Evaluate the limit $$L=\lim _{x \to 0}\frac{2+\tan \left(e^{x}-\cos x\right)-e^{x}-\cos h x}{x(\sqrt{1+2 x}-\sqrt[3]{1+3 x})}$$
By generalized binomial expansion we have
$$\sqrt{1+2 x}-\sqrt[3]{1+3 x}=\left[1+\frac{1}{2}(2 x)+\frac{\frac{1}{2}\left(\frac{1}{2}-1\right)}{2 !}(2 x)^{2}+\cdots\right]-\left[1+\frac{1}{3}(3 x)+\frac{\frac{1}{3}\left(\frac{1}{3}-1\right)}{2}(3 x)^{2}+\cdots\right]$$ $\implies$ $$\sqrt{1+2x}-\sqrt[3]{1+3x}=\frac{x^2}{2}+O(x^3)$$ $\implies$ $$L=\lim _{x \rightarrow 0} \frac{2+\tan \left(e^{x}-\cos x\right)-e^{x}-\cos h x}{x^{3}\left(\frac{\frac{x^{2}}{2}+O\left(x^{3}\right)}{x^{2}}\right)}$$ $\implies$ $$L=2 \lim _{x \rightarrow 0} \frac{2+\tan \left(e^{x}-\cos x\right)-e^{x}-\left(\frac{e^{x}+e^{-x}}{2}\right)}{x^{3}} \to (1)$$
We have $$e^{x}=1+x+\frac{1}{2} x^{2}+\frac{1}{6} x^{3}+\frac{1}{24} x^{4}+\ldots$$ and $$\cos x=1-\frac{1}{2} x^{2}+\frac{1}{24} x^{4}-\frac{1}{720} x^{6}+.$$
Thus we have $$e^x-\cos x=x+x^2+\frac{x^3}{6}+O(x^4)$$
Now we have the Maclaurin's series expansion of $\tan x$ as: $$\tan x=x+\frac{1}{3} x^{3}+\frac{2}{15} x^{5}+...$$ So we get
$$\tan(e^x-\cos x)=x+x^2+\frac{x^3}{6}+\frac{1}{3}x^3+O(x^4) \to (2)$$
Also we have $$e^{x}+\cosh x=e^{x}+\frac{e^{x}+e^{-x}}{2}$$ $$e^x+\cos hx=\begin{aligned} \frac{3}{2}(1+x+&\left.\frac{x^{2}}{2!}+\frac{x^{3}}{3 !}+..\right) +\frac{1}{2}\left(1-\frac{x}{1 !}+\frac{x^{2}}{2!}-\frac{x^{3}}{3 !}+\cdots^{}\right) \end{aligned}$$ $\implies$ $$e^x+\cos hx=2+x+x^2+\frac{x^3}{6}+O(x^4) \to (3)$$
Using $(2),(3)$ in $(1)$ we get $$L=\frac{2}{3}$$ Is there any alternate way?

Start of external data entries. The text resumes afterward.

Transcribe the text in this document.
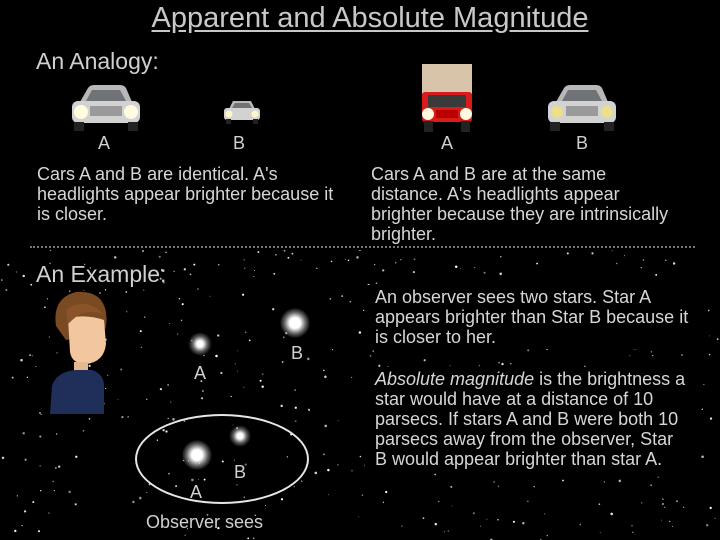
Apparent and Absolute Magnitude
An Analogy:
A	B
Cars A and B are identical. A's headlights appear brighter because it is closer.
A	B
Cars A and B are at the same distance. A's headlights appear brighter because they are intrinsically brighter.
An Example:
A
B
A
B
Observer sees
An observer sees two stars. Star A appears brighter than Star B because it is closer to her.
Absolute magnitude is the brightness a star would have at a distance of 10 parsecs. If stars A and B were both 10 parsecs away from the observer, Star B would appear brighter than star A.
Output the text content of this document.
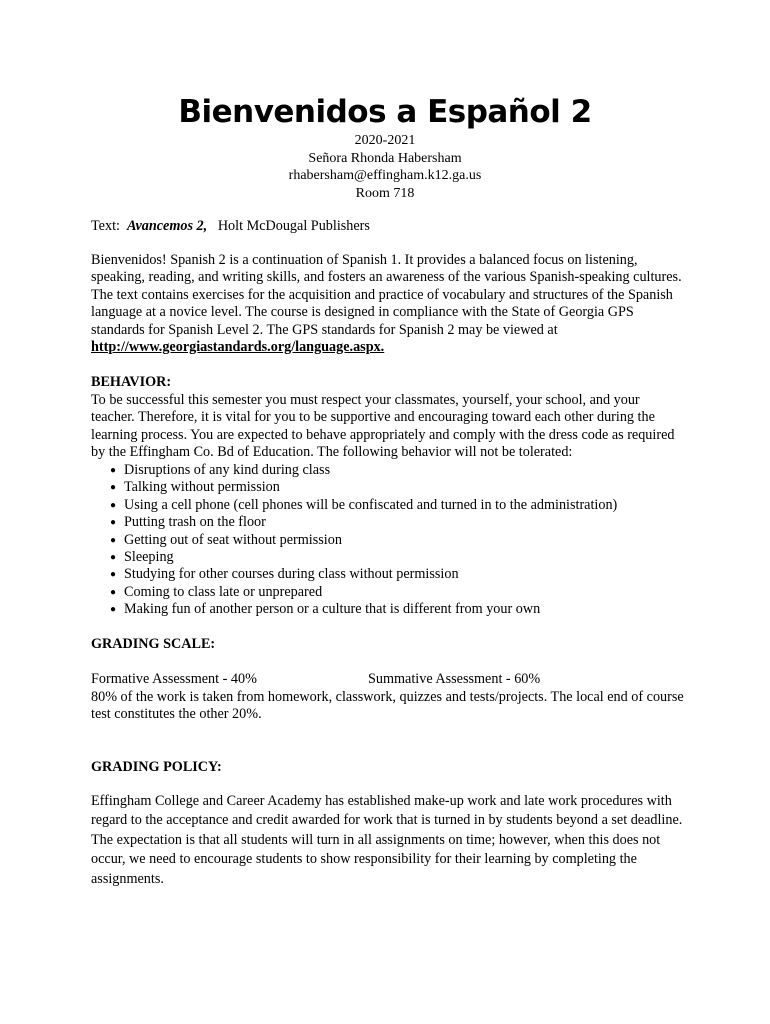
Bienvenidos a Español 2
2020-2021
Señora Rhonda Habersham
rhabersham@effingham.k12.ga.us
Room 718
Text: Avancemos 2, Holt McDougal Publishers
Bienvenidos! Spanish 2 is a continuation of Spanish 1. It provides a balanced focus on listening, speaking, reading, and writing skills, and fosters an awareness of the various Spanish-speaking cultures. The text contains exercises for the acquisition and practice of vocabulary and structures of the Spanish language at a novice level. The course is designed in compliance with the State of Georgia GPS standards for Spanish Level 2. The GPS standards for Spanish 2 may be viewed at http://www.georgiastandards.org/language.aspx.
BEHAVIOR:
To be successful this semester you must respect your classmates, yourself, your school, and your teacher. Therefore, it is vital for you to be supportive and encouraging toward each other during the learning process. You are expected to behave appropriately and comply with the dress code as required by the Effingham Co. Bd of Education. The following behavior will not be tolerated:
● Disruptions of any kind during class
● Talking without permission
● Using a cell phone (cell phones will be confiscated and turned in to the administration)
● Putting trash on the floor
● Getting out of seat without permission
● Sleeping
● Studying for other courses during class without permission
● Coming to class late or unprepared
● Making fun of another person or a culture that is different from your own
GRADING SCALE:
Formative Assessment - 40%	Summative Assessment - 60%
80% of the work is taken from homework, classwork, quizzes and tests/projects. The local end of course test constitutes the other 20%.
GRADING POLICY:
Effingham College and Career Academy has established make-up work and late work procedures with regard to the acceptance and credit awarded for work that is turned in by students beyond a set deadline. The expectation is that all students will turn in all assignments on time; however, when this does not occur, we need to encourage students to show responsibility for their learning by completing the assignments.
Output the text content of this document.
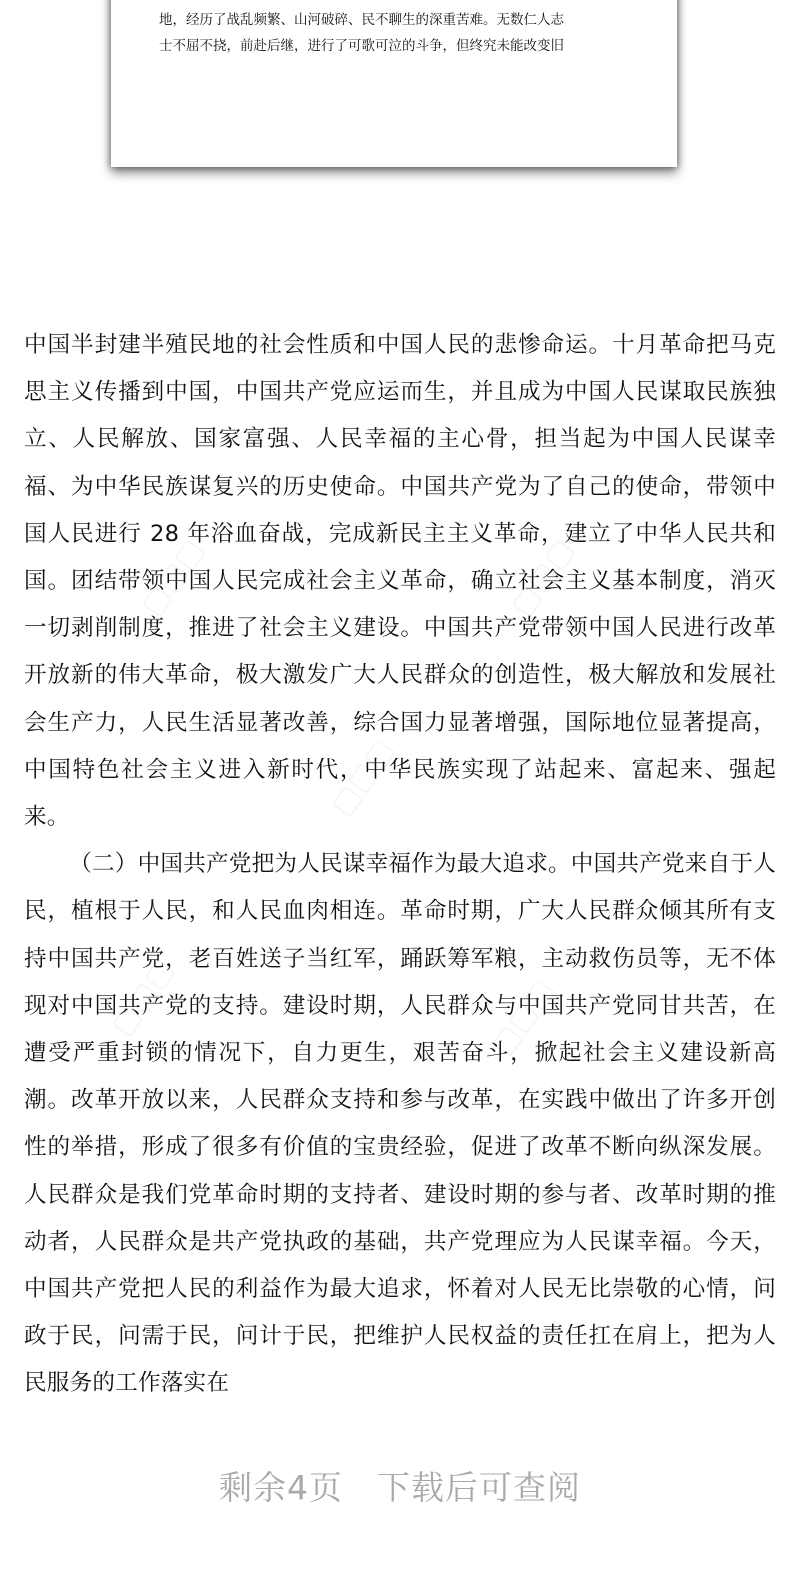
地，经历了战乱频繁、山河破碎、民不聊生的深重苦难。无数仁人志
士不屈不挠，前赴后继，进行了可歌可泣的斗争，但终究未能改变旧
▢▢▢	▢▢▢
▢▢▢
▢▢▢	▢▢▢

中国半封建半殖民地的社会性质和中国人民的悲惨命运。十月革命把马克思主义传播到中国，中国共产党应运而生，并且成为中国人民谋取民族独立、人民解放、国家富强、人民幸福的主心骨，担当起为中国人民谋幸福、为中华民族谋复兴的历史使命。中国共产党为了自己的使命，带领中国人民进行 28 年浴血奋战，完成新民主主义革命，建立了中华人民共和国。团结带领中国人民完成社会主义革命，确立社会主义基本制度，消灭一切剥削制度，推进了社会主义建设。中国共产党带领中国人民进行改革开放新的伟大革命，极大激发广大人民群众的创造性，极大解放和发展社会生产力，人民生活显著改善，综合国力显著增强，国际地位显著提高，中国特色社会主义进入新时代，中华民族实现了站起来、富起来、强起来。

（二）中国共产党把为人民谋幸福作为最大追求。中国共产党来自于人民，植根于人民，和人民血肉相连。革命时期，广大人民群众倾其所有支持中国共产党，老百姓送子当红军，踊跃筹军粮，主动救伤员等，无不体现对中国共产党的支持。建设时期，人民群众与中国共产党同甘共苦，在遭受严重封锁的情况下，自力更生，艰苦奋斗，掀起社会主义建设新高潮。改革开放以来，人民群众支持和参与改革，在实践中做出了许多开创性的举措，形成了很多有价值的宝贵经验，促进了改革不断向纵深发展。人民群众是我们党革命时期的支持者、建设时期的参与者、改革时期的推动者，人民群众是共产党执政的基础，共产党理应为人民谋幸福。今天，中国共产党把人民的利益作为最大追求，怀着对人民无比崇敬的心情，问政于民，问需于民，问计于民，把维护人民权益的责任扛在肩上，把为人民服务的工作落实在

剩余4页 下载后可查阅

There is one right way to do this limit:
$$ \lim_{x \to 0} \frac{ \frac{1- \cosh x}{x}+ \left[ \frac{\tan(e^x - \cos x)}{x} -\frac{1-e^x}{x} \right]}{ \sqrt{1 +2x}- (1+3x)^{\frac13}}=\lim_{x \to 0} \frac{\left( - \frac{x}{2!} - \frac{x^3}{4!}+O(x^5)\right)+ \left[ \frac{\left(2e^x -1- \cos x \right)+\frac{(e^x - \cos x)^3}{3}}{x}.. \right]}{\left[ 2-1\right] \frac{x^2}{2!} +O(x^3)}$$
Note that:
$$ (2e^x - 1 - \cos x)= \frac{x^2}{2} + \frac{x^3}{3} + O(x^4)$$:
Hence,
$$ \lim_{x \to 0}\frac{ \left( - \frac{x}{2!} - \frac{x^3}{4!}+O(x^5) \right)+ \left[ \frac{\frac{x^2}{2} + \frac{x^3}{3} + O(x^4) }{x}.\right]}{ \frac{x^2}{2!} +O(x^3)} $$
$$ \lim_{x \to 0}\frac{\frac{x^2}{3} + O(x^3)}{\frac{x^2}{2!}+O(x^3)}= \frac23$$
Idea: I first rearranged the expression to make them all look like derivatives, for the denominator I tried to find the first non zero term of in it's expansion and then expanded numerator in that.
It is still a mess, but it reduces solving the question in an algorithim.